After setting a Major League mark with seven saves in the Tigers’ first 10 games, and 12 saves by the end of April, Greene has only had five save chances since the beginning of June. But he stays ready.

“We haven't been winning that many games, so my pitching has been very sporadic,” he said. “I have my routine to try to stay crisp every day. Even though I may go four or five days without pitching, I still feel good. I think that's the main key. To be honest, I think the learning curve, learning how to be crisp when you're not pitching all the time, is going to really benefit me in the long run.”

With trade speculation rampant that the rebuilding Tigers will make a deal, there’s a good chance Greene will be wearing a different uniform at the end of the month, and he accepts it. But that’s for later. For now, after so many times warming up in the visiting bullpen at Progressive Field, he’s ready to use the home one.

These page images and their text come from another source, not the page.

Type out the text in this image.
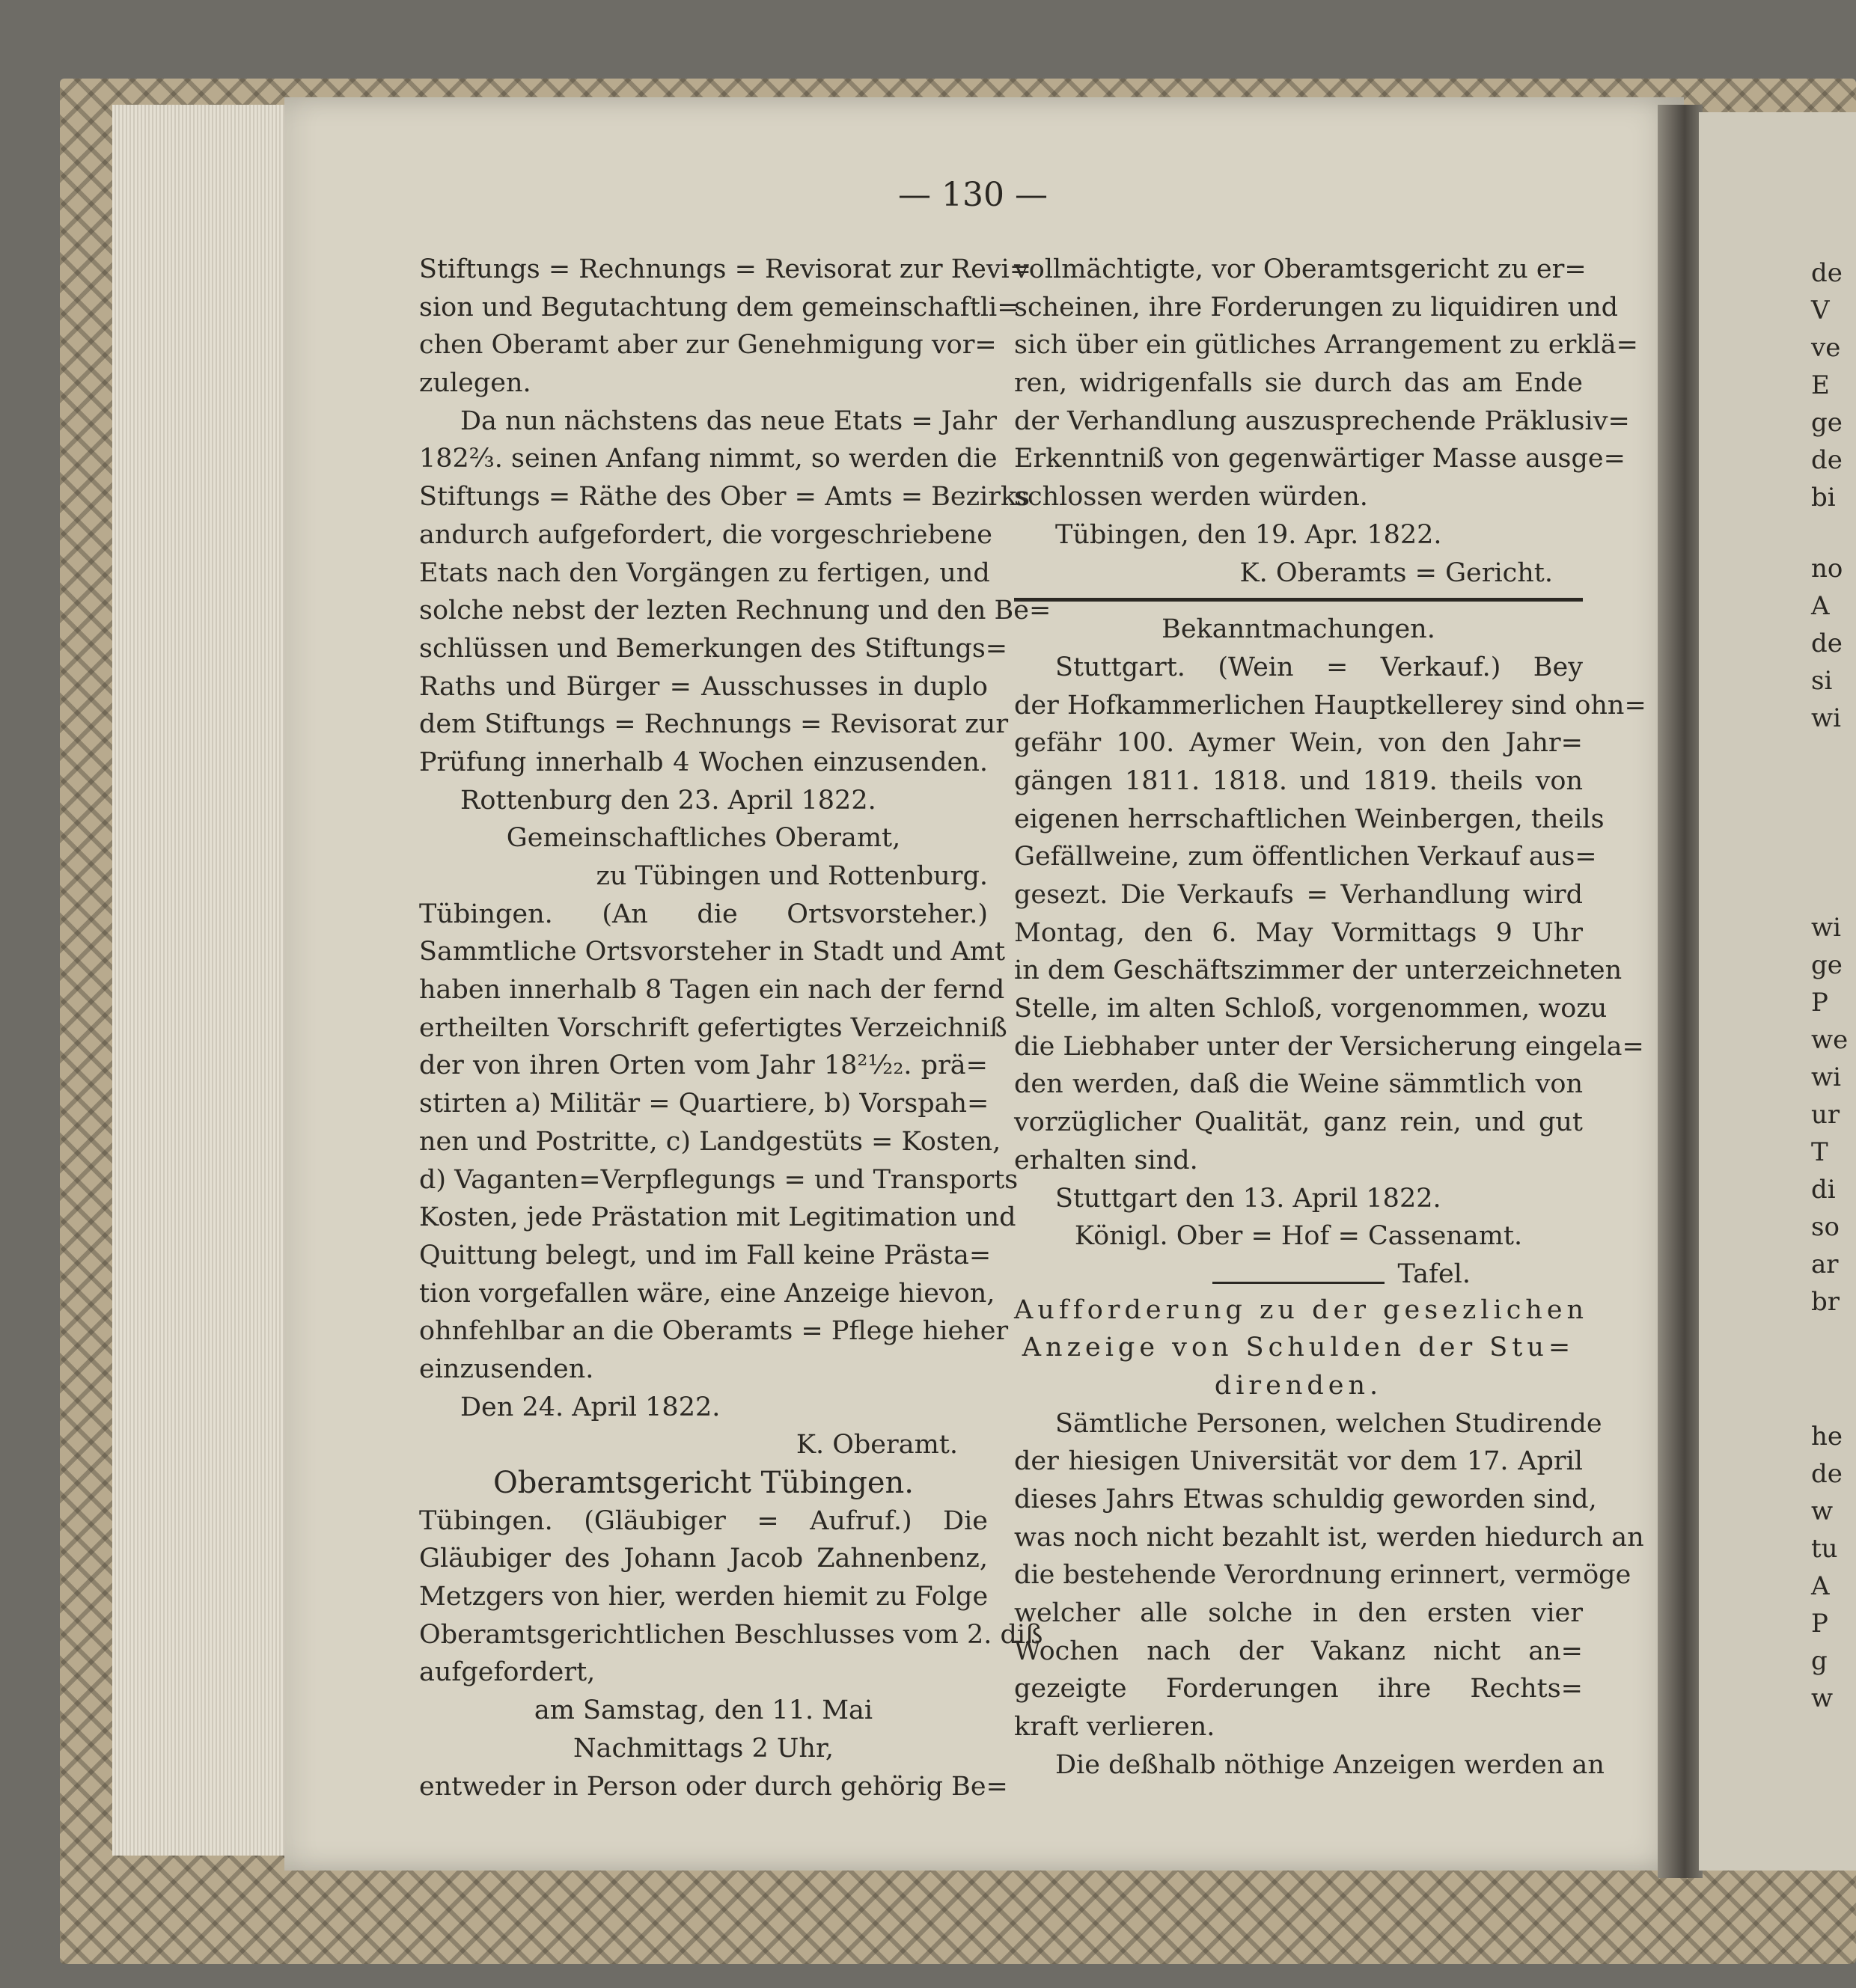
de
V
ve
E
ge
de
bi
no
A
de
si
wi
wi
ge
P
we
wi
ur
T
di
so
ar
br
he
de
w
tu
A
P
g
w
— 130 —
Stiftungs = Rechnungs = Revisorat zur Revi=
sion und Begutachtung dem gemeinschaftli=
chen Oberamt aber zur Genehmigung vor=
zulegen.
Da nun nächstens das neue Etats = Jahr
182⅔. seinen Anfang nimmt, so werden die
Stiftungs = Räthe des Ober = Amts = Bezirks
andurch aufgefordert, die vorgeschriebene
Etats nach den Vorgängen zu fertigen, und
solche nebst der lezten Rechnung und den Be=
schlüssen und Bemerkungen des Stiftungs=
Raths und Bürger = Ausschusses in duplo
dem Stiftungs = Rechnungs = Revisorat zur
Prüfung innerhalb 4 Wochen einzusenden.
Rottenburg den 23. April 1822.
Gemeinschaftliches Oberamt,
zu Tübingen und Rottenburg.
Tübingen. (An die Ortsvorsteher.)
Sammtliche Ortsvorsteher in Stadt und Amt
haben innerhalb 8 Tagen ein nach der fernd
ertheilten Vorschrift gefertigtes Verzeichniß
der von ihren Orten vom Jahr 18²¹⁄₂₂. prä=
stirten a) Militär = Quartiere, b) Vorspah=
nen und Postritte, c) Landgestüts = Kosten,
d) Vaganten=Verpflegungs = und Transports
Kosten, jede Prästation mit Legitimation und
Quittung belegt, und im Fall keine Prästa=
tion vorgefallen wäre, eine Anzeige hievon,
ohnfehlbar an die Oberamts = Pflege hieher
einzusenden.
Den 24. April 1822.
K. Oberamt.
Oberamtsgericht Tübingen.
Tübingen. (Gläubiger = Aufruf.) Die
Gläubiger des Johann Jacob Zahnenbenz,
Metzgers von hier, werden hiemit zu Folge
Oberamtsgerichtlichen Beschlusses vom 2. diß
aufgefordert,
am Samstag, den 11. Mai
Nachmittags 2 Uhr,
entweder in Person oder durch gehörig Be=
vollmächtigte, vor Oberamtsgericht zu er=
scheinen, ihre Forderungen zu liquidiren und
sich über ein gütliches Arrangement zu erklä=
ren, widrigenfalls sie durch das am Ende
der Verhandlung auszusprechende Präklusiv=
Erkenntniß von gegenwärtiger Masse ausge=
schlossen werden würden.
Tübingen, den 19. Apr. 1822.
K. Oberamts = Gericht.
Bekanntmachungen.
Stuttgart. (Wein = Verkauf.) Bey
der Hofkammerlichen Hauptkellerey sind ohn=
gefähr 100. Aymer Wein, von den Jahr=
gängen 1811. 1818. und 1819. theils von
eigenen herrschaftlichen Weinbergen, theils
Gefällweine, zum öffentlichen Verkauf aus=
gesezt. Die Verkaufs = Verhandlung wird
Montag, den 6. May Vormittags 9 Uhr
in dem Geschäftszimmer der unterzeichneten
Stelle, im alten Schloß, vorgenommen, wozu
die Liebhaber unter der Versicherung eingela=
den werden, daß die Weine sämmtlich von
vorzüglicher Qualität, ganz rein, und gut
erhalten sind.
Stuttgart den 13. April 1822.
Königl. Ober = Hof = Cassenamt.
Tafel.
Aufforderung zu der gesezlichen
Anzeige von Schulden der Stu=
direnden.
Sämtliche Personen, welchen Studirende
der hiesigen Universität vor dem 17. April
dieses Jahrs Etwas schuldig geworden sind,
was noch nicht bezahlt ist, werden hiedurch an
die bestehende Verordnung erinnert, vermöge
welcher alle solche in den ersten vier
Wochen nach der Vakanz nicht an=
gezeigte Forderungen ihre Rechts=
kraft verlieren.
Die deßhalb nöthige Anzeigen werden an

“It's cliché to say treat it like any other game, which is what I'm going to do as far as my routine and whatnot, but I'm sure it'll be a little bit different feeling running out that gate,” Greene said.

The 2019 All-Star Game presented by Mastercard will be played on tonight at 7:30 p.m. ET at Progressive Field in Cleveland. It will be televised nationally by FOX Sports; in Canada by Rogers Sportsnet and RDS; and worldwide by partners in more than 180 countries. FOX Deportes will provide Spanish-language coverage in the United States, while ESPN Radio and ESPN Radio Deportes will provide exclusive national radio coverage. MLB Network, MLB.com and SiriusXM also will provide comprehensive All-Star Week coverage.